Feds focused on single rancher dispute despite efforts to solve similar land use issues
A rancher caught up in a legal dispute over his use of a strip of public land next to the Snake River is trying to solve the same issue with other area ranchers, but federal officials are focused on solving only his case first, attorneys said.
Walter “Sonny” Riley, 71, said earlier this month that he wants the ongoing negotiations with the Army Corps of Engineers to settle not only his land dispute but also to include 23 other ranchers who have similar concerns about strips of government-owned land that buffer the Snake River near the closed Central Ferry State Park.
In an earlier interview, U.S. Attorney Joseph Harrington emphasized that the current legal dispute deals only with Riley. And in a follow-up letter, Lt. Col. Christian Dietz emphasized that the current negotiations do not include the other landowners that Riley mentioned.
U.S. attorneys and the Corps “are involved in land exchange discussions with only one livestock owner – Mr. Walter Riley, as part of ongoing civil litigation negotiations,” Dietz wrote. “The land exchange negotiations with Mr. Riley, if successful, would effectively resolve/settle the litigation.”
While the government focuses on the one issue, Riley continues to seek solutions for the other ranchers, his attorney Toni Meacham said.

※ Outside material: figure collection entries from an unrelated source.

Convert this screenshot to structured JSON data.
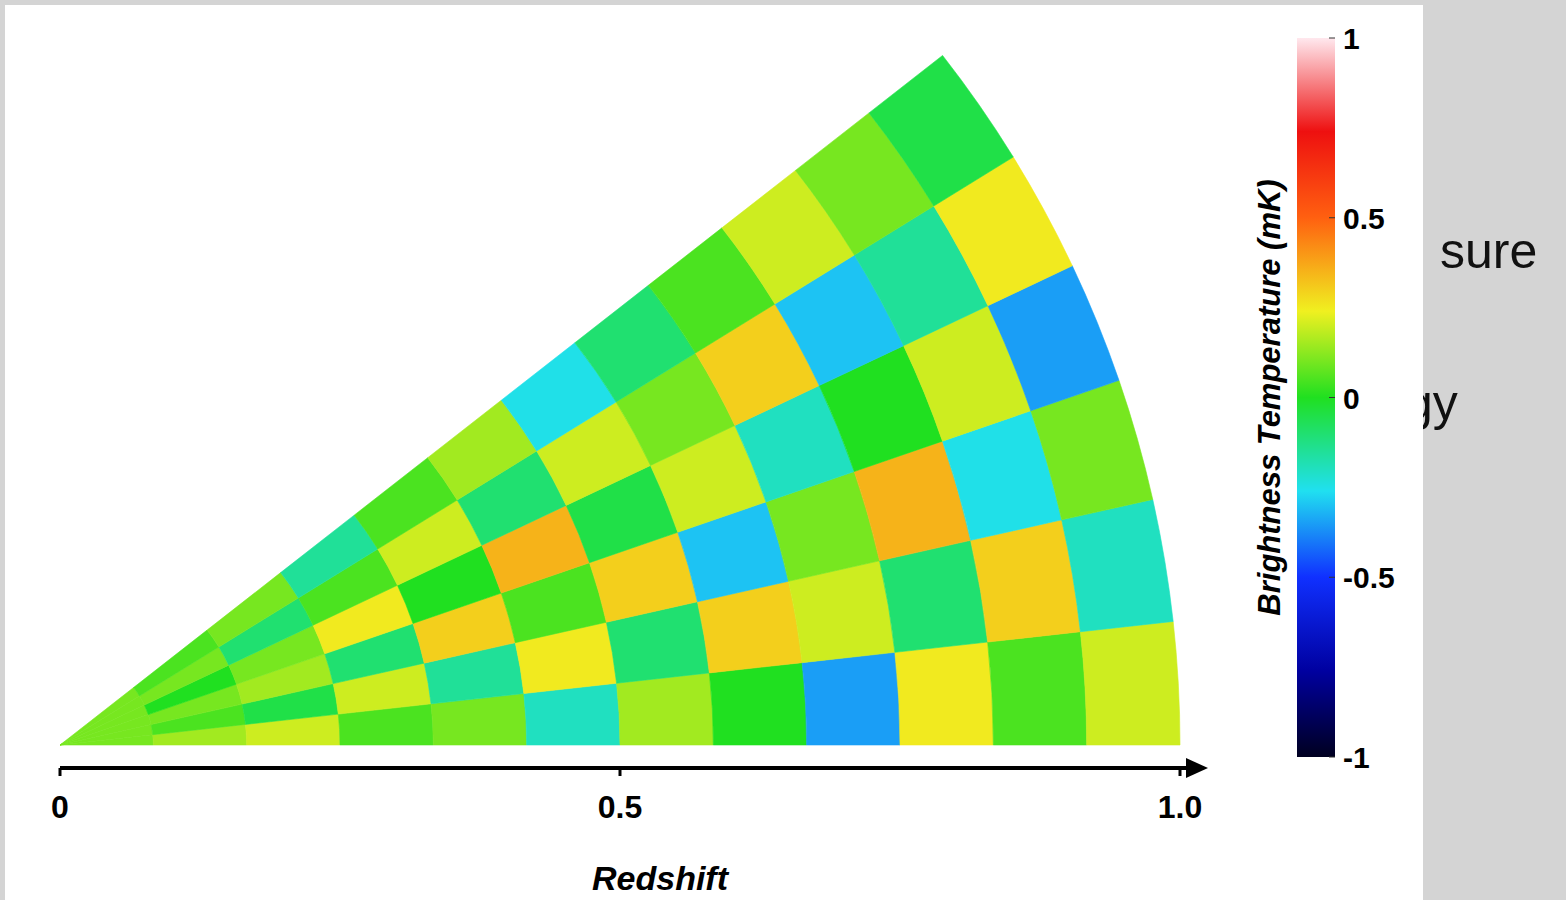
{
  "chart_data": {
    "type": "polar_heatmap",
    "x_label": "Redshift",
    "xlim": [
      0,
      1
    ],
    "xticks": [
      0,
      0.5,
      {
        "value": 1,
        "label": "1.0"
      }
    ],
    "cells": [
      [
        0.1,
        0.1,
        0.1,
        0.1,
        0.1,
        0.1
      ],
      [
        0.15,
        0.05,
        0.1,
        0.0,
        0.1,
        0.05
      ],
      [
        0.2,
        -0.05,
        0.15,
        0.1,
        -0.1,
        0.1
      ],
      [
        0.05,
        0.2,
        -0.1,
        0.25,
        0.05,
        -0.15
      ],
      [
        0.1,
        -0.15,
        0.3,
        0.0,
        0.2,
        0.05
      ],
      [
        -0.2,
        0.25,
        0.05,
        0.35,
        -0.1,
        0.15
      ],
      [
        0.15,
        -0.1,
        0.3,
        -0.05,
        0.2,
        -0.25
      ],
      [
        0.0,
        0.3,
        -0.3,
        0.2,
        0.1,
        -0.1
      ],
      [
        -0.35,
        0.2,
        0.1,
        -0.2,
        0.3,
        0.05
      ],
      [
        0.25,
        -0.1,
        0.35,
        0.0,
        -0.3,
        0.2
      ],
      [
        0.05,
        0.3,
        -0.25,
        0.2,
        -0.15,
        0.1
      ],
      [
        0.2,
        -0.2,
        0.1,
        -0.35,
        0.25,
        -0.05
      ]
    ],
    "colorbar": {
      "label": "Brightness Temperature (mK)",
      "range": [
        -1,
        1
      ],
      "ticks": [
        1,
        0.5,
        0,
        -0.5,
        -1
      ]
    },
    "annotations": [
      "sure",
      "gy"
    ]
  }
}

“Sonny Riley is committed to not only helping himself but helping his neighbors as well,” Meacham said. “I don’t know that we will see that as a reality at this point. I can’t really comment about ongoing negotiations with the government.”
The yearslong dispute escalated in January when the government filed a civil action in federal court seeking to sanction Riley, 71, for “trespass, encroachment, damages” on a small strip of land between his ranch and the railroad tracks that border the Snake River.
According to the 19-page complaint, federal land managers accuse Riley of profiting from the use of the public land in question. The government’s case documents multiple interactions with Riley’s River Ranch employees dating back to 2011.
It alleges that Riley and his employees unlawfully grazed animals, operated a winter feedlot operation and built unauthorized structures on federal land. It also alleges the ranch placed hay bales, feeders, machinery, debris, tires, manure piles and “a pile of over fifty animal carcasses” on the disputed land.
In an interview earlier this year, Riley said the Army Corps of Engineers bought the strip of land in 1965 from his father, Lester Riley. But the Corps never put a fence on the entire border and he had, over the years, allowed cattle to graze it. The ranch also used it as a calving area.
Riley also said he’s offered to buy, lease or trade for the property in question.